In the last two years, the Greek government has imposed harsh austerity measures to deal with a huge debt mountain as Greece plummeted into its deepest recession in 40 years.
Businesses are shutting down, the public sector is shrinking and unemployment is expected to rise by 17 percent this year. In the Athens area alone, more than 20 percent of shops have closed since 2010, according to the Greek Retailers' Association.

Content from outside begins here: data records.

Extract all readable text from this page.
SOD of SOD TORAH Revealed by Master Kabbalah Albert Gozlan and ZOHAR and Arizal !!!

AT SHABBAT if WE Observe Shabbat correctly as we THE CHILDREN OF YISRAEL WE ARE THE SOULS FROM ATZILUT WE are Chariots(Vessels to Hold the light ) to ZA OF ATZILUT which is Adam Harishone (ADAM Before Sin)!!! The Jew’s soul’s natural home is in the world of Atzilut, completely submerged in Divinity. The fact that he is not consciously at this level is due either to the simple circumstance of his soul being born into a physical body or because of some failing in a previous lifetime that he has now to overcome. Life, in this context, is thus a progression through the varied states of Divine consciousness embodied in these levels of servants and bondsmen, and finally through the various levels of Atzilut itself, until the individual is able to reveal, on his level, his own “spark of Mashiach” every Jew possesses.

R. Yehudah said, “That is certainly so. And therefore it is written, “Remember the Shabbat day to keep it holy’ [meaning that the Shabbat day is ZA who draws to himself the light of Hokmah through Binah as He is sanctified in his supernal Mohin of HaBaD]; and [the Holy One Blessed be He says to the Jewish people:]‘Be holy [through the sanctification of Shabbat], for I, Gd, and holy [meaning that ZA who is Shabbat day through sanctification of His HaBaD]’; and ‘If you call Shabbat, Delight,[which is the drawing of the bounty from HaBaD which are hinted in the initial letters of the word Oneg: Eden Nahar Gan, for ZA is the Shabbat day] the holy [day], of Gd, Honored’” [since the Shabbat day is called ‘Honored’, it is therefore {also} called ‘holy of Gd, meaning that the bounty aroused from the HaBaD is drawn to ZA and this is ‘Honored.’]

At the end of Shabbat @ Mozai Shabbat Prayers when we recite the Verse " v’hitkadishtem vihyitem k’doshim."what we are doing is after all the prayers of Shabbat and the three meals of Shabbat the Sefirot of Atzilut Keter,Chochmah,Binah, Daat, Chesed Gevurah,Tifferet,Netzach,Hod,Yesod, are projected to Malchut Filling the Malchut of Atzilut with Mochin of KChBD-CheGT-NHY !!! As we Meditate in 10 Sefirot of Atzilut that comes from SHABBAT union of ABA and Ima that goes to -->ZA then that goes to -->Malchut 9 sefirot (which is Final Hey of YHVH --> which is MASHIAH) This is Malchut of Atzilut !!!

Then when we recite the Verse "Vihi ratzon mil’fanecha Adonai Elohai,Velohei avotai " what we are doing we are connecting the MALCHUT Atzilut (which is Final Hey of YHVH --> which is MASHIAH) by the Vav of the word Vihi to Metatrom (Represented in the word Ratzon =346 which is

In one case that shocked Athenians, a businessmen jumped to his death from the fourth floor of a luxury hotel on Syndagma Square in May. His suicide note said the financial crisis had left him with nothing.
CAR CRASHES, COVER-UPS
According to the World Health Organisation, Greece was traditionally at the bottom of the global list but the numbers are rising fast.
The health minister told parliament there was a 40 percent increase in the last two years in this nation of 11 million.
Precise up-to-date statistics are hard to come by, but support groups say unofficial figures showed a rise to 391 suicides in 2009 from 328 in 2007.
And experts say the reality is much worse. To avoid stigmatising their families, some people crash their cars in what police usually report as accidents.
Families often cover up a suicide so their loved ones can be buried as the Greek Orthodox church refuses to officiate at burials of people who take their own lives.
"The real suicide rate is many times the official one," Violatzis told Reuters. "Right now we have the biggest increase in Europe.
In what Violatzis called "the first description of a psychotic episode" by Homer, Trojan hero Ajax killed himself after a manic rage over losing the armour of his slain cousin Achilles to fellow warrior Odysseus.
"Since the times of Ajax, people despair when they lose their sense of worth, when they feel they've become a burden," he said. "It is now affecting those who took on the role of provider and can't play it any more."
The increase in suicides has even prompted MPs to ask questions in parliament and the government to pledge more action on mental health, including boosting help to support groups.
The head of the state social support hotline, Christos Hombas, said most Greek suicides involve mature men who have difficulty asking for help.
"It's usually people of a certain age and economic status who lost their jobs, have big debts," he told Reuters. "People have invested too much in this aspect of their lives -- economic and social status -- and when they lose it they feel they've lost everything."
Traditional Greek mental health safeguards -- the closely knit family, a communicative and expressive nature -- are slowing eroding as society becomes more westernised, he said.
"The special characteristics of Greek society are changing," Hombas said. "If the financial crisis continues, we will soon be like Finland and Hungary."
Friends of the Arachova businessman who took his own life said he owed only about 30,000 euros but had despaired because he saw no end to the crisis and his financial troubles.
"He couldn't go on. When he saw the landlord bolt down his shop, it was the last straw," said a friend who requested anonymity.